It’s entirely anecdotal, of which I’m always wary in a news story, but if it’s a true indicator of a larger problem then this is the type of story that depresses me.
A young woman, recently graduated from a trade programme in New Brunswick is moving to Alberta. Her reason? Employers won’t hire a woman. According to her story, one of the men who interviewed her for a position said:
‘I’m not having a 20-something-year-old girl running around here getting the attention from all the guys and creating problems with their wives and problems with my wife. So I’m not hiring any women,’
It is her mere existence, apparently, that would “create problems” for men and this, of course, is entirely her responsibility.
And so she’s taking her trade skills and going to Alberta, where she will likely make more money than the guy who refused to hire her, lest her wanton beauty drive him and his manly men to distraction.
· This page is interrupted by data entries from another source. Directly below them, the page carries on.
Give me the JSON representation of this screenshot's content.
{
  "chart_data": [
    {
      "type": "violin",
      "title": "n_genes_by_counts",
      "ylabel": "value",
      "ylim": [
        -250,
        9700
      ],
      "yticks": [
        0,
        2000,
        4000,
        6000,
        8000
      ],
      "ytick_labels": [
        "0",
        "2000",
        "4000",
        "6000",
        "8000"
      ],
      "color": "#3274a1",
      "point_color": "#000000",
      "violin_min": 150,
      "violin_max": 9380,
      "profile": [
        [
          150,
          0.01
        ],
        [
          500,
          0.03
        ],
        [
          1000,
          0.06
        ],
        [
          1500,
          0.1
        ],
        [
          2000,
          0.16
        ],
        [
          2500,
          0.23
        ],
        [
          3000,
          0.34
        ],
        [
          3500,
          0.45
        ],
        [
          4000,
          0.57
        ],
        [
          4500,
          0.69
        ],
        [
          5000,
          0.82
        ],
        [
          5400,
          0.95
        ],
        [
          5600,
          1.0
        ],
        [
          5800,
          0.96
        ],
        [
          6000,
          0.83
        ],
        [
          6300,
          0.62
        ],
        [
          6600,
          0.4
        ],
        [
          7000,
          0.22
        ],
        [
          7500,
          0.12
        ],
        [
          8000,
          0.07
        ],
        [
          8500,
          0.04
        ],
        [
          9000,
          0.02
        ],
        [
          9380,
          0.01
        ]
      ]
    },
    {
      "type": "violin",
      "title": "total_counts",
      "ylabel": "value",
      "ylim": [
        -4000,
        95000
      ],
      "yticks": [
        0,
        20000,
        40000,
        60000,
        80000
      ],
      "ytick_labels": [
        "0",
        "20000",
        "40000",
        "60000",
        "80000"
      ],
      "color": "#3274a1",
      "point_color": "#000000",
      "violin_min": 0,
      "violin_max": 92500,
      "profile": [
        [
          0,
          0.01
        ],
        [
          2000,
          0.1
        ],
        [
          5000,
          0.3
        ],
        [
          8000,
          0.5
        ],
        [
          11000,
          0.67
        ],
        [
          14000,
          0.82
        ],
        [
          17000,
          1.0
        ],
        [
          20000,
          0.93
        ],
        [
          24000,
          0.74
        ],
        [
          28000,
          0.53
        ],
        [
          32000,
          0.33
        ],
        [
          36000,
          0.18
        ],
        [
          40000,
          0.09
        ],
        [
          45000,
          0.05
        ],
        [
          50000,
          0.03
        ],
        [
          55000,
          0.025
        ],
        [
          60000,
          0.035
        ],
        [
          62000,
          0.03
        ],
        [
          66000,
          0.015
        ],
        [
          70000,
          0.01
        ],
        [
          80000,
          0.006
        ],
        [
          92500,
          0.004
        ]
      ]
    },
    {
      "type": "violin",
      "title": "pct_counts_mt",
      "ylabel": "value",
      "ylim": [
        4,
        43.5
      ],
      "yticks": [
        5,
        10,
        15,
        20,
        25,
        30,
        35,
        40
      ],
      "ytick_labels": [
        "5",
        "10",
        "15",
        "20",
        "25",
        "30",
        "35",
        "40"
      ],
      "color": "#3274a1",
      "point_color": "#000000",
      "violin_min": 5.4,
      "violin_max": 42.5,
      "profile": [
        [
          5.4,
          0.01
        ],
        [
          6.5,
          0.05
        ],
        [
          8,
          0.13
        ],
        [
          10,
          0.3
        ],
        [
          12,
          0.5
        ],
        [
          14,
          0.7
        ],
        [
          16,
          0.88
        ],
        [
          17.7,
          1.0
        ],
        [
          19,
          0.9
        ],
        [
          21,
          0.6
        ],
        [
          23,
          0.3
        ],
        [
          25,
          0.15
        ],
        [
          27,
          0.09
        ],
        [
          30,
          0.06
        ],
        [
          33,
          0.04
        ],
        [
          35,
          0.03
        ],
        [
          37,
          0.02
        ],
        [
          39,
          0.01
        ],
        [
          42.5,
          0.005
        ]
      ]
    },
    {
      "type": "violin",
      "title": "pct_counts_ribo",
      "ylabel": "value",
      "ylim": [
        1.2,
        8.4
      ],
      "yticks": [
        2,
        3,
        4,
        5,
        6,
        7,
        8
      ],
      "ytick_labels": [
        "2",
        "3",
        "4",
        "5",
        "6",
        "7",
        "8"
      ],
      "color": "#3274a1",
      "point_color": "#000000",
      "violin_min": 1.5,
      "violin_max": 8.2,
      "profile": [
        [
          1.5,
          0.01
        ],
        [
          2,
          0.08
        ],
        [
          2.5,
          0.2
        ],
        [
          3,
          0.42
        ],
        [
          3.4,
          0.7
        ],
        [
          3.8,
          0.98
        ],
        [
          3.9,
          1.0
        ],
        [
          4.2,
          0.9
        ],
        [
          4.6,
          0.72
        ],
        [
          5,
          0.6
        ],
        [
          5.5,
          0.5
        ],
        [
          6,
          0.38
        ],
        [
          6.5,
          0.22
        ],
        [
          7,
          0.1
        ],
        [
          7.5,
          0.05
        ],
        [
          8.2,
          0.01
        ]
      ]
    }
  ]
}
And it’s New Brunswick’s loss. There is an idea among politicians and business leaders in my old home province that, if you want to stop the brain drain, you just need to offer more money to young people. But if one thing is true about Maritimers, it’s that they’re not driven necessarily by money. Yes, it is a motivating factor but the reason most people either come back to or stay in the Maritimes is the quality of life. You never may be rich and trendy but your house has a yard at least.
People also leave there for similar reasons. They want to experience a lifestyle that they don’t find at home. Perhaps something more urban, a faster pace, more multicultural, and with more opportunities to advance their career. And with more contemporary attitudes toward gender.
If New Brunswick wants to keep its skilled tradespeople, then it needs to jettison the quaintly antiquated attitudes toward women.
The Next Day – The story is being denied by the employer in question.